The spread of invasive exotic plant species and the increasing littering are common issues on both sides of the Adriatic Sea. The Interreg Italy-Croatia CASCADE project aims, among other objectives, to implement ecological monitoring activities of coastal ecosystems to assess the impacts of anthropogenic pressures on biodiversity and develop useful strategies to mitigate the negative effects on the environment.
Invasive exotic species are a major cause of global change, causing economic damage, loss of biodiversity, and alteration of ecological and functional characteristics of ecosystems.
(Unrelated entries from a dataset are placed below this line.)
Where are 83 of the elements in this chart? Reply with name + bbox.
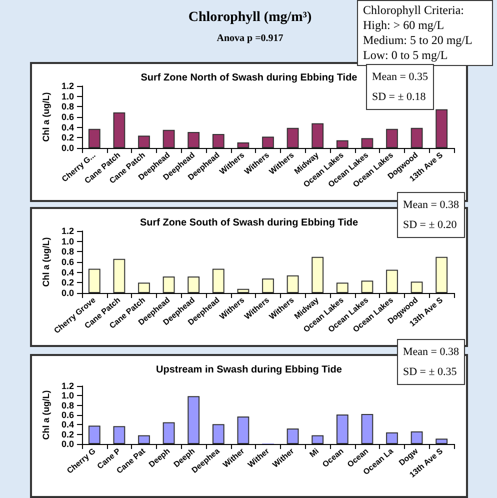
text: Mean = 0.35 (372, 70, 428, 85)
bar (361, 280, 374, 293)
bar (312, 435, 324, 444)
text: SD = ± 0.20 (403, 218, 458, 233)
bar (312, 123, 324, 148)
bar (361, 414, 374, 444)
y-axis-title: Chl a (ug/L) (41, 92, 52, 142)
y-tick-label: 0.2 (61, 429, 74, 440)
y-tick-label: 0.2 (61, 278, 74, 288)
y-tick-label: 0.6 (61, 112, 74, 122)
y-axis-title: Chl a (ug/L) (41, 237, 52, 287)
y-tick-label: 0.0 (61, 143, 74, 153)
bar (138, 136, 150, 148)
bar (336, 282, 348, 293)
text: Medium: 5 to 20 mg/L (363, 33, 474, 48)
y-tick-label: 0.6 (61, 410, 74, 420)
bar (88, 128, 100, 148)
bar (336, 140, 348, 148)
bar (436, 256, 448, 293)
y-tick-label: 0.4 (61, 420, 74, 430)
text: Low: 0 to 5 mg/L (363, 48, 449, 63)
bar (113, 112, 126, 148)
chart-title: Surf Zone North of Swash during Ebbing Tide (140, 72, 358, 84)
y-tick-label: 0.4 (61, 267, 74, 278)
bar (286, 128, 299, 148)
y-tick-label: 0.6 (61, 257, 74, 267)
bar (237, 288, 250, 293)
y-tick-label: 1.0 (61, 236, 74, 246)
y-tick-label: 0.8 (61, 102, 74, 112)
chart-title: Upstream in Swash during Ebbing Tide (156, 364, 342, 376)
y-tick-label: 0.0 (61, 439, 74, 449)
bar (88, 426, 100, 444)
bar (188, 396, 200, 444)
bar (312, 256, 324, 293)
bar (386, 270, 398, 293)
y-tick-label: 0.8 (61, 246, 74, 257)
text: Mean = 0.38 (403, 345, 459, 360)
bar (262, 278, 274, 293)
bar (262, 136, 274, 148)
bar (386, 432, 398, 444)
bar (286, 275, 299, 293)
text: High: > 60 mg/L (363, 18, 446, 33)
bar (188, 132, 200, 148)
bar (113, 426, 126, 444)
y-tick-label: 0.2 (61, 132, 74, 143)
bar (88, 268, 100, 293)
bar (410, 128, 423, 148)
text: SD = ± 0.35 (403, 365, 458, 380)
bar (410, 282, 423, 293)
y-tick-label: 0.8 (61, 400, 74, 410)
bar (361, 138, 374, 148)
y-axis-title: Chl a (ug/L) (41, 390, 52, 440)
bar (138, 282, 150, 293)
bar (113, 258, 126, 293)
bar (138, 435, 150, 444)
y-tick-label: 1.0 (61, 91, 74, 102)
x-tick-label: Mi (308, 446, 320, 460)
bar (237, 416, 250, 444)
bar (162, 130, 175, 148)
bar (237, 142, 250, 148)
bar (410, 431, 423, 444)
text: Mean = 0.38 (403, 198, 459, 213)
bar (162, 276, 175, 293)
y-tick-label: 1.2 (61, 226, 74, 236)
text: Chlorophyll Criteria: (363, 3, 465, 18)
bar (286, 428, 299, 444)
text: Chlorophyll (mg/m³) (187, 10, 313, 26)
y-tick-label: 0.4 (61, 122, 74, 132)
bar (188, 276, 200, 293)
y-tick-label: 1.2 (61, 81, 74, 91)
bar (212, 424, 224, 444)
y-tick-label: 1.0 (61, 390, 74, 401)
chart-title: Surf Zone South of Swash during Ebbing Tide (140, 218, 359, 228)
bar (336, 414, 348, 444)
y-tick-label: 1.2 (61, 381, 74, 391)
text: Anova p =0.917 (216, 33, 284, 44)
bar (212, 268, 224, 293)
bar (162, 422, 175, 444)
y-tick-label: 0.0 (61, 288, 74, 298)
bar (212, 134, 224, 148)
bar (436, 438, 448, 444)
annotation: SD = ± 0.18 (372, 90, 427, 105)
bar (386, 128, 398, 148)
The coastal environment is particularly susceptible to this threat due to landscape fragmentation and the use of exotic species in urban gardening and reforestation, some of which become invasive in natural environments.
Dune ecosystems are characterized by the presence of highly specialized flora, distributed in a mosaic pattern, often suffering due to excessive trampling and removal for the use of land for tourism and recreational purposes. Human interference makes these environments particularly vulnerable to the impact of invasive exotic species.
In addition, these delicate and valuable environments are exposed to the deposition and accumulation of sea-borne litter, a phenomenon known as “beach litter.” Abandoned plastic and polystyrene from human activities pose both a direct threat to the safety of wildlife such as seabirds and turtles, and an indirect threat by changing the chemical and physical characteristics of coastal environments.